Selon Antoine Bondaz, chercheur à la Fondation pour la Recherche Stratégique, ce dialogue sous le signe de l’apaisement est en réalité une avancée minimale dominée par une forme de pragmatisme de la part des deux pays. Corées du Nord et du Sud ont atteint leur objectifs nationaux respectifs, tout deux n’ont rien à perdre dans la participation et la réussite des Jeux Olympiques. Par ailleurs, l’objectif sud coréen affiché est l’amélioration des relations intercoréennes et une dénucléarisation. A cet égard, une évolution est notable depuis l’arrivée du président progressiste Moon qui semble partiellement dissocier ces deux objectifs. De 2007 à 2017, les conservateurs ont conditionné une amélioration des relations intercoréennes à une amélioration des dossiers nucléaires et balistiques ce qui avait amené notamment à la fermeture du complexe industriel de Kaesong. Ainsi le président actuel, Moon, semble plus pragmatique en liant les deux sujets sans les conditionner l’un à l’autre.

Cette stratégie ne semble pas tout à fait en parfaite adéquation avec la posture américaine, qui rappelait la dénucléarisation comme préalable aux dialogues.
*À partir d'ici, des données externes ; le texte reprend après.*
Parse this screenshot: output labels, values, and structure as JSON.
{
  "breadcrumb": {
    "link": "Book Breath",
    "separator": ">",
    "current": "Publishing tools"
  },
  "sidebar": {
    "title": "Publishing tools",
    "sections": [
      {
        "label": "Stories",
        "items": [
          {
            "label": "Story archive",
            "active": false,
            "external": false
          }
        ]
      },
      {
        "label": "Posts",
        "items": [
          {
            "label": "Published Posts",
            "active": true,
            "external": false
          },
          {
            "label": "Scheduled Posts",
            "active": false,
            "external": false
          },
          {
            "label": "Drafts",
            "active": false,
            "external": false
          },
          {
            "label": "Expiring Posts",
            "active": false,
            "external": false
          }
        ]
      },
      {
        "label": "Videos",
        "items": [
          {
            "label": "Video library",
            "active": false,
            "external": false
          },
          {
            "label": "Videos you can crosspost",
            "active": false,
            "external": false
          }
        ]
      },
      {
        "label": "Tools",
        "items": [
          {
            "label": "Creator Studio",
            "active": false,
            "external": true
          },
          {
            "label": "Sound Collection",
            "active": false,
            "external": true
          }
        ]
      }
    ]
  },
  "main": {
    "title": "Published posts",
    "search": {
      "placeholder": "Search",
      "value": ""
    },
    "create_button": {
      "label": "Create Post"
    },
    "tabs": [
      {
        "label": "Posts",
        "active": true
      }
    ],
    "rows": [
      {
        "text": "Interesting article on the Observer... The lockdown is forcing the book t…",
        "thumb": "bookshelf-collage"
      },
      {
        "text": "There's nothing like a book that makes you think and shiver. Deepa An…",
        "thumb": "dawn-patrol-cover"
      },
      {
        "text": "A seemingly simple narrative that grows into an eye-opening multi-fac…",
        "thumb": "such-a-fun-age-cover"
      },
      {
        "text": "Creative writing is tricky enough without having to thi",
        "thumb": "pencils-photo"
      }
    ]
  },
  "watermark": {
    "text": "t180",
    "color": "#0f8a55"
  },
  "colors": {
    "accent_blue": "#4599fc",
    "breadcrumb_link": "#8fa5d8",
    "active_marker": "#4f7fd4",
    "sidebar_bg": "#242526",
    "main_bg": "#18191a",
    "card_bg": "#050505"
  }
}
Si les Etats Unis semblaient sceptiques quant à ce dialogue, se méfiant des intentions nord coréennes, il semble aujourd’hui que les tweets de Donald Trump incarne une position plus modérée, rappelant toujours l’alliance indéfectible avec la Corée du Sud.

Néanmoins, si la communauté internationale salue les efforts de dialogues entre les deux Corées, beaucoup d’analystes affirment que cette volonté de dialogue du Nord s’explique  par l’asphyxie du pays par les sanctions internationales étendues en décembre dernier par le conseil de sécurité de l’ONU, suite au dernier essai nucléaire fin novembre. En effet, selon un ancien diplomate nord-coréen réfugié en Corée du Sud, Thae Yong-ho, la « main tendue » de Kim Jong-Un est une stratégie pour tenter de diluer la coopération concernant les sanctions entre les principaux acteurs que sont la Chine, les Etats Unis, et la Corée du Sud. Selon l’ancien ambassadeur nord-coréen, une des visées de Kim Jong-un avec cet effort pour désamorcer les tensions avec le Sud est aussi d’envoyer un message fort à la Chine, alors même que l’empire du milieu a alourdit les sanctions à l’égard de la Corée du Nord.
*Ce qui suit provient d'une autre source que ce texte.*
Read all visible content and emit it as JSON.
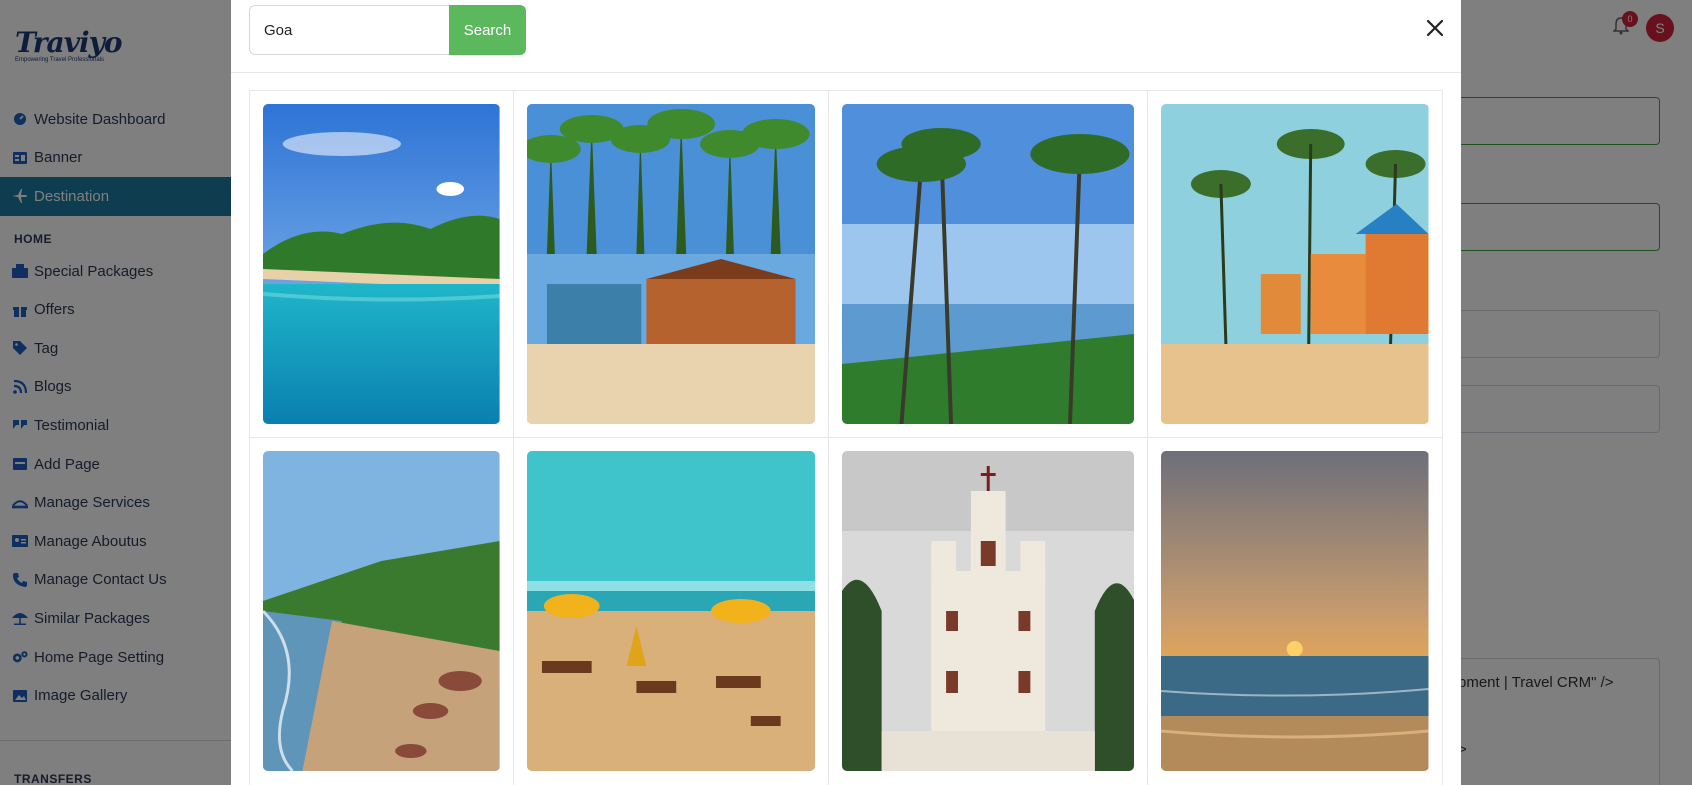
{
  "logo": {
    "name": "Traviyo",
    "tagline": "Empowering Travel Professionals"
  },
  "sidebar": {
    "top_items": [
      {
        "label": "Website Dashboard",
        "icon": "dashboard-icon"
      },
      {
        "label": "Banner",
        "icon": "banner-icon"
      },
      {
        "label": "Destination",
        "icon": "plane-icon",
        "active": true
      }
    ],
    "section_home": "HOME",
    "home_items": [
      {
        "label": "Special Packages",
        "icon": "building-icon"
      },
      {
        "label": "Offers",
        "icon": "gift-icon"
      },
      {
        "label": "Tag",
        "icon": "tag-icon"
      },
      {
        "label": "Blogs",
        "icon": "blog-icon"
      },
      {
        "label": "Testimonial",
        "icon": "quote-icon"
      },
      {
        "label": "Add Page",
        "icon": "page-icon"
      },
      {
        "label": "Manage Services",
        "icon": "services-icon"
      },
      {
        "label": "Manage Aboutus",
        "icon": "id-card-icon"
      },
      {
        "label": "Manage Contact Us",
        "icon": "phone-icon"
      },
      {
        "label": "Similar Packages",
        "icon": "umbrella-icon"
      },
      {
        "label": "Home Page Setting",
        "icon": "cogs-icon"
      },
      {
        "label": "Image Gallery",
        "icon": "image-icon"
      }
    ],
    "section_transfers": "TRANSFERS"
  },
  "header": {
    "notification_count": "0",
    "avatar_initial": "S"
  },
  "background": {
    "snippet_line1": "pment | Travel CRM\" />",
    "snippet_line2": ">"
  },
  "modal": {
    "search": {
      "value": "Goa",
      "button_label": "Search"
    },
    "images": [
      {
        "name": "beach-cove-image"
      },
      {
        "name": "beach-huts-image"
      },
      {
        "name": "palm-coast-image"
      },
      {
        "name": "beach-cottages-image"
      },
      {
        "name": "rocky-beach-image"
      },
      {
        "name": "umbrella-beach-image"
      },
      {
        "name": "church-image"
      },
      {
        "name": "sunset-sea-image"
      }
    ]
  },
  "colors": {
    "accent_active": "#1d7aa0",
    "search_button": "#5cb85c",
    "badge": "#d0203a",
    "icon_blue": "#1d5fbf"
  }
}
Ainsi, si la trêve Olympique entre les deux Corées a déjà commencé et devrait se prolonger jusqu’en mars à la fin des Jeux Olympiques de Peyongchang, ce réchauffement diplomatique des relations diplomatiques pourraient paradoxalement donné lieu par la suite à des indécents diplomatiques plus forts d’ici la fin de l’année. Plusieurs études de données du CSIS montrent qu’il n’existe pas nécessairement de corrélations positives entre la coopération inter coréenne et l’absence constante de provocations nord-coréennes[5]. La Corée du Nord voulant achever son programme nucléaire se sentira par ailleurs obligée de répliquer à la reprise des exercices annuels entre les Etats Unis et la Corée du Sud au printemps.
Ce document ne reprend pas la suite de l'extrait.